In scenarios where text could potentially be in one of multiple languages, the first step in an analysis workflow is often to determine the primary language so the text can be routed to the most appropriate model or agent for the subsequent processing.

  1. In the Language Playground app, ensure that the Language detection analyzer is selected.
  2. In the Input text list, select one of the provided sample documents. Then use the Detect button to detect the language in which the sample is written.

    Screenshot of a detected language in the Language Playground

  3. After reviewing the detected language details, use the Edit button to make the input text editable again. Now you can:
    • Select another sample.
    • Type your own text.
    • Upload a text file.

    For example, enter the following input text and detect the language it is written in:

     ¡Hola! Me llamo Josefina y vivo en Madrid, España. Soy doctora en un hospital, ¡lo que me mantiene muy ocupada!
    
  4. Experiment with input of your own. The Language Playground app is designed to support detection of the following languages:

    • English
    • French
    • Spanish
    • Portuguese
    • German
    • Italian
    • Simplified Chinese
    • Japanese
    • Hindi
    • Arabic
    • Russian

    Tip: You can use the Bing Translator at https://www.bing.com/translator to generate text in languages you don’t speak!

Identify PII in text

To comply with privacy policies and laws, organizations often need to detect and redact personally identifiable information (PII) such as names, addresses, phone numbers, email addresses, and other personal details.
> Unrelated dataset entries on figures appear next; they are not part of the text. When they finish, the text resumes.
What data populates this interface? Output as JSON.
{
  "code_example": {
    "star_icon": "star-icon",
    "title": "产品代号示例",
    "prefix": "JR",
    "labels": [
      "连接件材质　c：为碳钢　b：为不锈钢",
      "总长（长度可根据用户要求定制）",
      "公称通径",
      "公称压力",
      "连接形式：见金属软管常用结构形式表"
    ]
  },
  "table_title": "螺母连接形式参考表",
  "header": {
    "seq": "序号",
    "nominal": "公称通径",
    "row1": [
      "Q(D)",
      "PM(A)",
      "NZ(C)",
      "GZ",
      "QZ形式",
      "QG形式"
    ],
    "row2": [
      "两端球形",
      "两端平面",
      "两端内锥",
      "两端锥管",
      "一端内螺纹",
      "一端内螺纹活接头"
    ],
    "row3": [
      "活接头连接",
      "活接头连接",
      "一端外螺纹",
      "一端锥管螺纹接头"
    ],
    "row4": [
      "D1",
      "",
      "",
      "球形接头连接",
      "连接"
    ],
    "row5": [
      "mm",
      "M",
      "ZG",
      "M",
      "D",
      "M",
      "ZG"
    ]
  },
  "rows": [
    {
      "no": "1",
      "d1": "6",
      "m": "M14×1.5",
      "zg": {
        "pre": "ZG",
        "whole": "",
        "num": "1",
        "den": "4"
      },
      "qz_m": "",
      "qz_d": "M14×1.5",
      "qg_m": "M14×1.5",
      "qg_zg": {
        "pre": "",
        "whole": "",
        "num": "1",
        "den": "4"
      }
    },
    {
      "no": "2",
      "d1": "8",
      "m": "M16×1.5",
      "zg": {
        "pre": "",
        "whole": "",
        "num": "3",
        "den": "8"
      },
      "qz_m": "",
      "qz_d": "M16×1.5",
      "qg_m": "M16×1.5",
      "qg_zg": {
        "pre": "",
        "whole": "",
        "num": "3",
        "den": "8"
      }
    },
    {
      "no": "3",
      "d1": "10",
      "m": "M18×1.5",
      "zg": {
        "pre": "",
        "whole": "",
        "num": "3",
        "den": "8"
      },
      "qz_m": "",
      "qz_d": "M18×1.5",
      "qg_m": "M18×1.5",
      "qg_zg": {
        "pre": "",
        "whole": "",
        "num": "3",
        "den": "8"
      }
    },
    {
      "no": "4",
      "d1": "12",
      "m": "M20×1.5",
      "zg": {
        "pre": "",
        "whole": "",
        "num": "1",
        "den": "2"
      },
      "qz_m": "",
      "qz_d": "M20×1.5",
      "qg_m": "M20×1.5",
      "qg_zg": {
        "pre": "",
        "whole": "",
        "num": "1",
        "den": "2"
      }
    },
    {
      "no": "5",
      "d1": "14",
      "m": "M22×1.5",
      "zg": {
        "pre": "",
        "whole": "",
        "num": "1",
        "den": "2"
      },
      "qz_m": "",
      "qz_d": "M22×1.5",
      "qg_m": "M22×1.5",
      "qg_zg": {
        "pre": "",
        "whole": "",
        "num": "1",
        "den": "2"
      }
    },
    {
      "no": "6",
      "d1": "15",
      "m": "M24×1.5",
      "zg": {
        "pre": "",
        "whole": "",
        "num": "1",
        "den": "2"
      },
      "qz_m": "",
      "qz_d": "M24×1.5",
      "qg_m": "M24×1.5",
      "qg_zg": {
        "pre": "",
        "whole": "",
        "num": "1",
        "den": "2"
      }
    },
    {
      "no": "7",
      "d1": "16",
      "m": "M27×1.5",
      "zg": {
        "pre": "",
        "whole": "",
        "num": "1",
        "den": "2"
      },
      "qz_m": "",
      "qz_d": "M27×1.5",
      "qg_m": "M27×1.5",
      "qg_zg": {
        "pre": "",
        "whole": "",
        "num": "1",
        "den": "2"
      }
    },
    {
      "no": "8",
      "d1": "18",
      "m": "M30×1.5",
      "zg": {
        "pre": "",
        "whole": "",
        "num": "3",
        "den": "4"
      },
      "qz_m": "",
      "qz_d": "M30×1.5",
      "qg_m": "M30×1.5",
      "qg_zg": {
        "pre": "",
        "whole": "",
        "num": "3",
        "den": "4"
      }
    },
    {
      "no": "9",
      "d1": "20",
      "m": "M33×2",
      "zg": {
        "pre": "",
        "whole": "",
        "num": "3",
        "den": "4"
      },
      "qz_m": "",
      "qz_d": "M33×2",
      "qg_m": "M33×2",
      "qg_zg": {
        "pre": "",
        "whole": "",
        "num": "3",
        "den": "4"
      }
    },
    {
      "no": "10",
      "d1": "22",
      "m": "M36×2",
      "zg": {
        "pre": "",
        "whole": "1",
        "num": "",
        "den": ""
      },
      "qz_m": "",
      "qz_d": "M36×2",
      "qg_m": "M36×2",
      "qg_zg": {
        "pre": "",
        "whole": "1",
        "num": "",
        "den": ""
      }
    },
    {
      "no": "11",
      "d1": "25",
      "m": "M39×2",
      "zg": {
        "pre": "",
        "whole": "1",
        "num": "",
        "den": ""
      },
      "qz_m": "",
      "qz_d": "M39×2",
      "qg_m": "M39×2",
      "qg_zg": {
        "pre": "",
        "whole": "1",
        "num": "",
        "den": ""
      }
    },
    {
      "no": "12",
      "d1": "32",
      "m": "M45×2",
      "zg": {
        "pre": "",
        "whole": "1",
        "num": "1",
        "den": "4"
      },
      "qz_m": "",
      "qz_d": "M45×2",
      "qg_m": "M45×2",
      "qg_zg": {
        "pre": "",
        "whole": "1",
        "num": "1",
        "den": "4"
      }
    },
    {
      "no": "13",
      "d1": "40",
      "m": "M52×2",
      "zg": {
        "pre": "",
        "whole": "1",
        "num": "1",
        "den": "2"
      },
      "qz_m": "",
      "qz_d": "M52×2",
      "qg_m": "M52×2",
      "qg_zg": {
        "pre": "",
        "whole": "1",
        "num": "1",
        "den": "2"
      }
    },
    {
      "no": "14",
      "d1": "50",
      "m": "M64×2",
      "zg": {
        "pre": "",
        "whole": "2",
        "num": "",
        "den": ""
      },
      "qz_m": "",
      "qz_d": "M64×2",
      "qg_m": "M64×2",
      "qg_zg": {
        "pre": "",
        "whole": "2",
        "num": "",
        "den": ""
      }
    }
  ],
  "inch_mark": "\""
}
  1. In the Language Playground app, select the Text PII extraction analyzer.
  2. In the Input text list, select one of the provided sample documents. Then use the Detect button to detect PII values in the text.

    Screenshot of a detected PII in the Language Playground

  3. After reviewing the detected PII details, use the Edit button to make the input text editable again. Now you can:
    • Select another sample.
    • Type your own text.
    • Upload a text file.

    For example, enter the following input text and detect any PII it contains:

     Maria Garcia called from 020 7946 0958 and asked to send documents to 42 Market Road, London, UK, SW1A 1AA.
    
  4. Experiment with input of your own. The Language Playground app is designed to support detection of the following types of PII:

    • People names
    • Email addresses
    • Phone numbers
    • Street addresses

    Note: The Language Playground app uses a combination of statistical analysis and regular expression matching to detect potential PII fields. It’s not designed as a production-level tool and is likely to detect false positives and fail to detect PII fields in some cases.

Summary

In this exercise, you explored the use of a AI to analyze text, using NLP functionality in browser-based apps.

While the small models and statistical techniques in this exercise are sufficient to demonstrate the concepts, to perform high-quality language analytics at scale, you should use a cloud-based AI platform like Microsoft Foundry. Microsoft Foundry includes a wide range of generative AI models, many of which are extremely proficient at language processing tasks. Additionally, Azure Language in Microsoft Foundry tools offers a specialized service with APIs for common text analytics tasks.